At war with the world?

Knight Ridder reports that “State Department officials appointed by President Bush have sidelined key career weapons experts and replaced them with less experienced political operatives who share the White House and Pentagon's distrust of international negotiations and treaties.”

Now why is that not a surprise.

"The process has been gravely flawed from the outset, and smacks plainly of a political vendetta against career Foreign Service and Civil Service (personnel) by political appointees," a group of employees told Undersecretary of State for Management Henrietta Fore on Dec. 9, according to notes prepared for the meeting.

"We had a great group of people. They are highly knowledgeable experts," said former Assistant Secretary of State John Wolf, who frequently clashed with Bolton. "To the extent they now are leaving State Department employ, or U.S. government employ, it's a real loss to State Department. It's a real loss to the government."

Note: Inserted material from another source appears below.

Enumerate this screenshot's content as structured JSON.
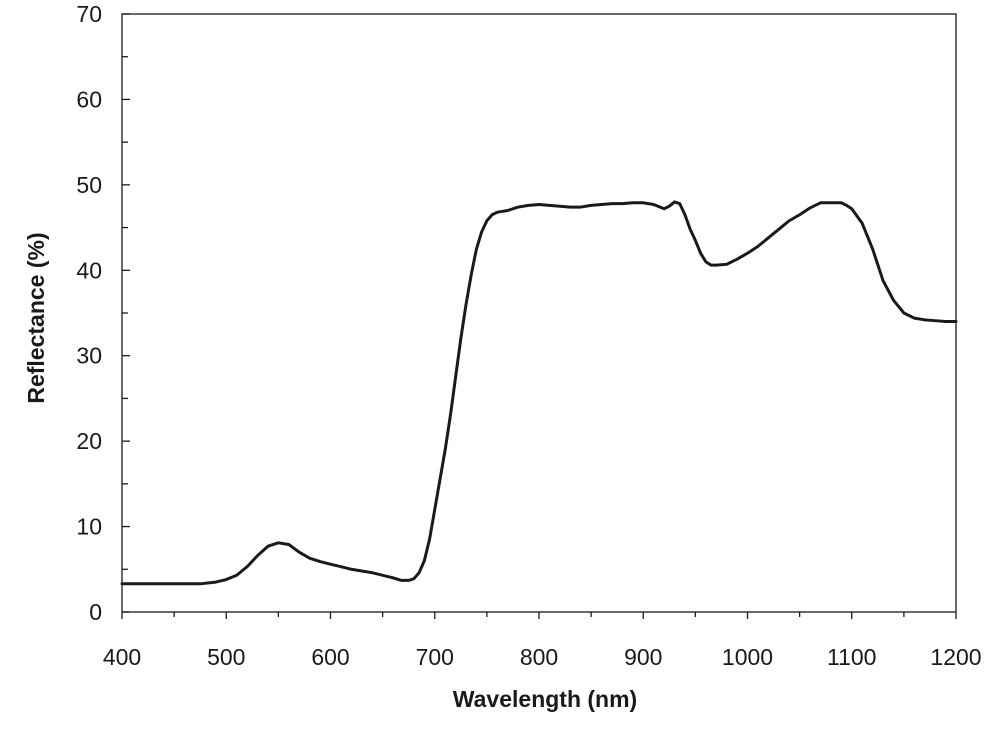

That also will eliminate the most effective way of verifying that the former rivals are abiding by their Non-Proliferation Treaty commitments to eliminate their nuclear arsenals eventually, he said. "Rather than nurture our experts, the administration seems to have brought in neophytes without a passion for progress in this field and, worse, undermined the international institutions that are most effective in stopping proliferation," he said.

In one corner are specialists who argue that negotiated arms agreements help U.S. security; in the other are those who argue that the United States should rely mostly on the threat of force, sanctions and other unilateral steps to curb the spread of dangerous weapons and maintain a credible deterrent against an attack.


The administration also rejected a mechanism for verifying that the United States and Russia are adhering to a 2002 accord to cut deployed nuclear warheads, has embraced new uses for nuclear arms and is spending billions modernizing and improving the U.S. arsenal.

So we have the U.S. rejecting treaties, destroying the ability to verify them, and relying most on force and unilateral steps to curb the spread of weapons.

At what point will it be correct to say that the U.S. is at war with the World?